Ein Grund für die Unwilligkeit, eine "nicht-böse Fremdenfeindlichkeit" sozial zu akzeptieren und ihr eine faire sprachliche Bezeichnung zu gönnen, besteht sicherlich auch in der Angst vor den Folgen. Man befürchtet, dass man die "böse Fremdenfeindlichkeit" dadurch stärken könnte. Man hat Angst vor einer Art "Dammbruch". Die Begleiterscheinungen von Pegida, tätliche Angriffe auf "Fremde", scheinen dies zu bestätigen.

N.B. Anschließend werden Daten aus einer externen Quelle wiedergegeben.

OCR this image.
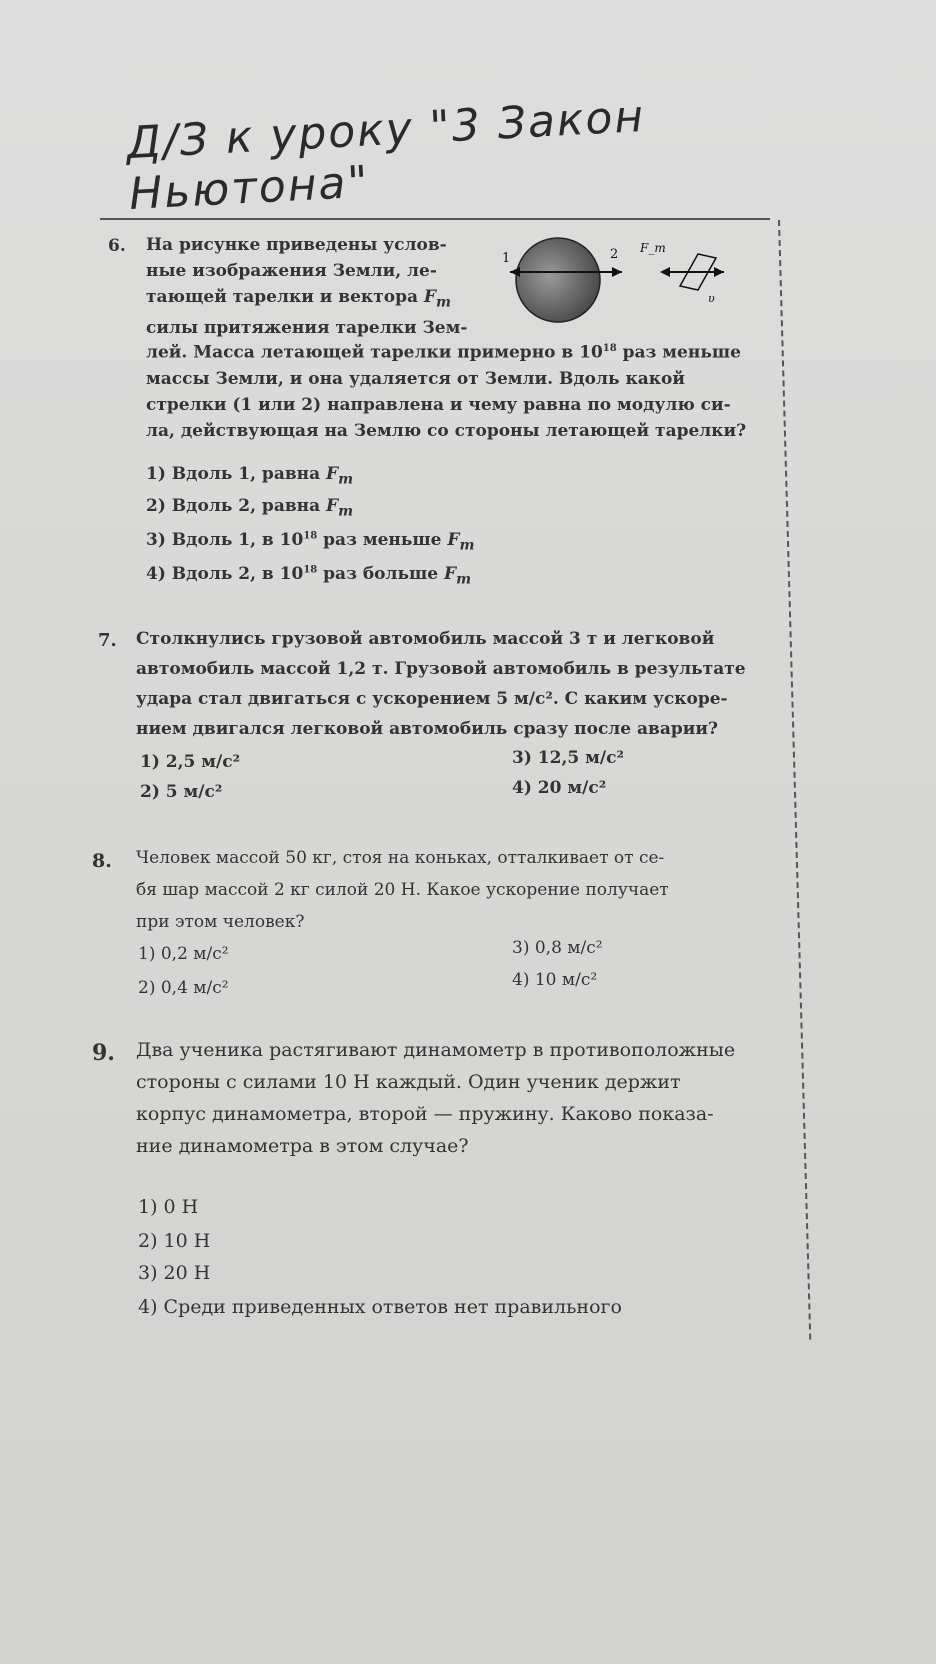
Д/З к уроку "3 Закон Ньютона"
6. На рисунке приведены услов-
ные изображения Земли, ле-
тающей тарелки и вектора $F_m$
силы притяжения тарелки Зем-
1	2 F_m
υ
лей. Масса летающей тарелки примерно в $10^{18}$ раз меньше
массы Земли, и она удаляется от Земли. Вдоль какой
стрелки (1 или 2) направлена и чему равна по модулю си-
ла, действующая на Землю со стороны летающей тарелки?
1) Вдоль 1, равна $F_m$
2) Вдоль 2, равна $F_m$
3) Вдоль 1, в $10^{18}$ раз меньше $F_m$
4) Вдоль 2, в $10^{18}$ раз больше $F_m$
7. Столкнулись грузовой автомобиль массой 3 т и легковой
автомобиль массой 1,2 т. Грузовой автомобиль в результате
удара стал двигаться с ускорением 5 м/с². С каким ускоре-
нием двигался легковой автомобиль сразу после аварии?
1) 2,5 м/с²
2) 5 м/с²
3) 12,5 м/с²
4) 20 м/с²
8. Человек массой 50 кг, стоя на коньках, отталкивает от се-
бя шар массой 2 кг силой 20 Н. Какое ускорение получает
при этом человек?
1) 0,2 м/с²
2) 0,4 м/с²
3) 0,8 м/с²
4) 10 м/с²
9. Два ученика растягивают динамометр в противоположные
стороны с силами 10 Н каждый. Один ученик держит
корпус динамометра, второй — пружину. Каково показа-
ние динамометра в этом случае?
1) 0 Н
2) 10 Н
3) 20 Н
4) Среди приведенных ответов нет правильного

Ich habe aber den Verdacht, dass auch das Gegenteil wahr sein könnte. Indem man die "nicht-böse Fremdenfeindlichkeit" ständig unterdrückt, nicht anerkennt und unfair und unsachlich einordnet, nährt man die Unzufriedenheit und den Hass in den Menschen. Unterdrückung ist per se nichts, was die Menschen glücklicher, ausgeglichener und zufriedener macht. Und die Form der Unterdrückung ist ja auch verflucht elementar. Sie ist verflucht gründlich. Sie setzt bereits im Geist und seinen Ausdrucksmöglichkeiten an. Sie wird im tendenziösen Gebrauch der öffentlichen Sprache und ihren undifferenzierten Kategorien und Werturteilen mitgetragen. Sie besteht in der offen direkten und subtil hintergründigen Verneinung des eigenen moralischen Seins. Sie besteht in dem tiefen und wirksamen Ausdruck moralischer Geringschätzung. Sie besteht in der Unverschämtheit, Signale zu senden wie "Du bist unmoralisch" oder "Du bist dumm".

Dass sich hier "Hass" aufstaut, erscheint mir nur logisch. Ein tiefer Instinkt fühlt sich unterdrückt, beleidigt, nicht akzeptiert und ungerecht behandelt. Und so könnte es durchaus auch sein, dass die negativen Begleiterscheinungen von Pegida nicht in erster Linie der "natürliche Ausdruck" von nicht weiter zu differenzierender "Fremdenfeindlichkeit" sind, sondern von aufgestautem Frust über die ständige Unterdrückung. Der "Fremde" wird dann vorrangig als Symbol dieser geistigen Unterdrückung und Fremdbestimmung im eigenen Lebensraum wahrgenommen – und das ist provozierender als alle "Fremdheit".